Intervention du Professeur Pierre RABISCHONG

L'intelligence

L’intelligence fait partie de la fonction nerveuse de communication qui est le lien information/action. Elle est la capacité de résoudre des problèmes conceptuels ou pratiques en exprimant une solution, soit par le langage écrit ou parlé, soit par des mimiques, soit par des comportements.

Si sa définition n’est pas univoque, son absence est cependant facilement perceptible.Cette fonction est directement liée à l’organisation de système nerveux qui, par ses possibilités de stockage mnésique à partir d’entrées sensorielles et son vaste réseau associatif cérébral, permet des supputations mentales dont la complexité est précisément liée au degré d’intelligence du sujet.

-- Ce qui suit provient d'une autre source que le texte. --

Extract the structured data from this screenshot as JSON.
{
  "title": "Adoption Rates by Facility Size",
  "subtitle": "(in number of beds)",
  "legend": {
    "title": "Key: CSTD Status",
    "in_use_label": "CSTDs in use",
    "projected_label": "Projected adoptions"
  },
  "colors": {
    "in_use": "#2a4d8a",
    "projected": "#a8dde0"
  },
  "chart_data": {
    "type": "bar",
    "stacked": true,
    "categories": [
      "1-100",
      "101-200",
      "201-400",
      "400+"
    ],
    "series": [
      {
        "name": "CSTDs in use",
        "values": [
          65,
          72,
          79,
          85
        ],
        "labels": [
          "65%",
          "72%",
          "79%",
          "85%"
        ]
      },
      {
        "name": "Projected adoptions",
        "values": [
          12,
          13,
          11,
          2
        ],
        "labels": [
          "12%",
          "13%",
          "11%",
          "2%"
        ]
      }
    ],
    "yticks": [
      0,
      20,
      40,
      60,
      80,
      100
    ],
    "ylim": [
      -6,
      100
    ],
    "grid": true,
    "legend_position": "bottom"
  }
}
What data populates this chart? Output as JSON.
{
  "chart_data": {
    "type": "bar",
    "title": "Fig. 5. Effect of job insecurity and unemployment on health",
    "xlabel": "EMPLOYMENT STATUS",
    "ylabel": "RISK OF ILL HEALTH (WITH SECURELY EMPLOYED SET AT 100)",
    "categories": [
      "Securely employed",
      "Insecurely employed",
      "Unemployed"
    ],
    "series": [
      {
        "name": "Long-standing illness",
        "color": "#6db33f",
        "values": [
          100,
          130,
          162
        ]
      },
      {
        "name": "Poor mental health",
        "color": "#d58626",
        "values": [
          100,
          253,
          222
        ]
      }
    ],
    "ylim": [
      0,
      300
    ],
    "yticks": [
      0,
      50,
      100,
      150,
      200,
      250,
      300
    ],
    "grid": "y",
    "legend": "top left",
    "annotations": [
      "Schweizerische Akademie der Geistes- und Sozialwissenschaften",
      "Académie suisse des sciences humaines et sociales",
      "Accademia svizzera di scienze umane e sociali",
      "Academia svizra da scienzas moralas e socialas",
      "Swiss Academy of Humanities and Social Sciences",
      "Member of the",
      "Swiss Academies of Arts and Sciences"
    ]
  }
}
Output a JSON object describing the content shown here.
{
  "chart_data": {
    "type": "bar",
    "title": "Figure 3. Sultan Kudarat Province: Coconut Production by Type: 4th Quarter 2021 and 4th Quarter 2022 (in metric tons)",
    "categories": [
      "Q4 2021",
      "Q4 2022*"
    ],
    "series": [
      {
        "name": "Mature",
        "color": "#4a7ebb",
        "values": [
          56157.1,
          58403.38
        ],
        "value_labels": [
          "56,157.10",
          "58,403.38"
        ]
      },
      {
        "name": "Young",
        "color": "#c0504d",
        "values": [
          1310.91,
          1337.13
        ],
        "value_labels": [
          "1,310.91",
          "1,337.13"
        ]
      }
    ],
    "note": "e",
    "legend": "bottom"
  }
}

Elle peut être « mimée » dans des systèmes artificiels comme neuroprothèses dites intelligentes qui sont capables d’adapter leur réponse en fonction des caractéristiques de l’environnement biologique détectées par des capteurs appropriés. Nous avons, dans ce domaine en Europe, une certaine avance et il est hautement souhaitable de la maintenir.

Pour ce faire, nous avons suggéré de créer en Europe un Fonds Social d’Aide pour la Haute Technologie pour les Patients. Ce fond serait alimenté par du sponsoring public et privé européen. Il serait susceptible d’acquérir, pour les hôpitaux et les patients au budget limité, des aides techniques de haut niveau produites par une industrie biomédicale européenne, ainsi encouragée.